Garagen sind Unterstellmöglichkeiten für Kraftfahrzeuge. Im Unterschied zum Carport, der offen ist, und nur eine Überdachung hat, ist die Garage ein umbautes und geschlossenes Gebäude, bzw. ist in einem Gebäude eingebaut. Sie kann auch in ein Wohnhaus ein- oder angebaut sein, oder sie ist freistehend. Einzelgaragen sind in der Regel durch ein Garagentor abschließbar.

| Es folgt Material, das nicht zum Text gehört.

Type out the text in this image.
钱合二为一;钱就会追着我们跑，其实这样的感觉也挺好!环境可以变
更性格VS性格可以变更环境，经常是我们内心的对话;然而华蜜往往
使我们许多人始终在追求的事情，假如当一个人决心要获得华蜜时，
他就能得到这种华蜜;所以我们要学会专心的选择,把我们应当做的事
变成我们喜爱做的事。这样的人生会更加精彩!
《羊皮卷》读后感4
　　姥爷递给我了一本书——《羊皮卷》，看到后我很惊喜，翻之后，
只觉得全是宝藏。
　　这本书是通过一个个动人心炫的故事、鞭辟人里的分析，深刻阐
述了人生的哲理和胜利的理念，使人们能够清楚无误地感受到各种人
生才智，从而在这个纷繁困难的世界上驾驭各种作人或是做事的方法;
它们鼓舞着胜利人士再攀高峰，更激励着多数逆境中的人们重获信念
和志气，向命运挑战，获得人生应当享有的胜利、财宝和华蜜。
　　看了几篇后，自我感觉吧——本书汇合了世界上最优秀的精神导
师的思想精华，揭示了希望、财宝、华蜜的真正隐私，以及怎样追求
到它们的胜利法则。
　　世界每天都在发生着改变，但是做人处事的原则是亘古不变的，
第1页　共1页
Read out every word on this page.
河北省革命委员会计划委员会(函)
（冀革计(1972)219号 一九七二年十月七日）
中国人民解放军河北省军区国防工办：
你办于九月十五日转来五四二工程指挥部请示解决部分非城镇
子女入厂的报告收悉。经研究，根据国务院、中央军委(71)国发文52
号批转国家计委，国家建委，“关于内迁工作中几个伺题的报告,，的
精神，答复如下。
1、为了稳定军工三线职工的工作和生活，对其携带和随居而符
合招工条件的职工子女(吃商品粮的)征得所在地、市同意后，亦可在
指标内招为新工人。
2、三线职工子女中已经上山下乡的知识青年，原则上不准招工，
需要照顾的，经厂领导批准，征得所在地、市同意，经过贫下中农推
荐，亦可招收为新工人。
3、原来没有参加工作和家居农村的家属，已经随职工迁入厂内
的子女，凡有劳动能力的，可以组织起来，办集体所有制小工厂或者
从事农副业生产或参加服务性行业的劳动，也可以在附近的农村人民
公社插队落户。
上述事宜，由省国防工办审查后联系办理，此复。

Das Öffnen und Schließen der Tore kann mechanisch, oder elektrisch mit Fernsteuerung erfolgen. Das Kraftfahrzeug soll in der Garage vor Diebstahl, jedoch auch vor äußeren Witterungseinflüssen geschützt werden.
Vielfach werden
Garagen auch zur Lagerung, oder zur Reparatur genutzt. Beim Bau von Einfamilienhäusern sind sie oft die kostengünstige Möglichkeit zu einer Unterkellerung des Hauses. Für die Garage, wo ein Fahrzeug abgestellt wird, ist die Durchlüftung sehr wichtig. Andernfalls kann es passieren, dass das Auto in der Garage stärker rostet als der PKW, der im Freien steht.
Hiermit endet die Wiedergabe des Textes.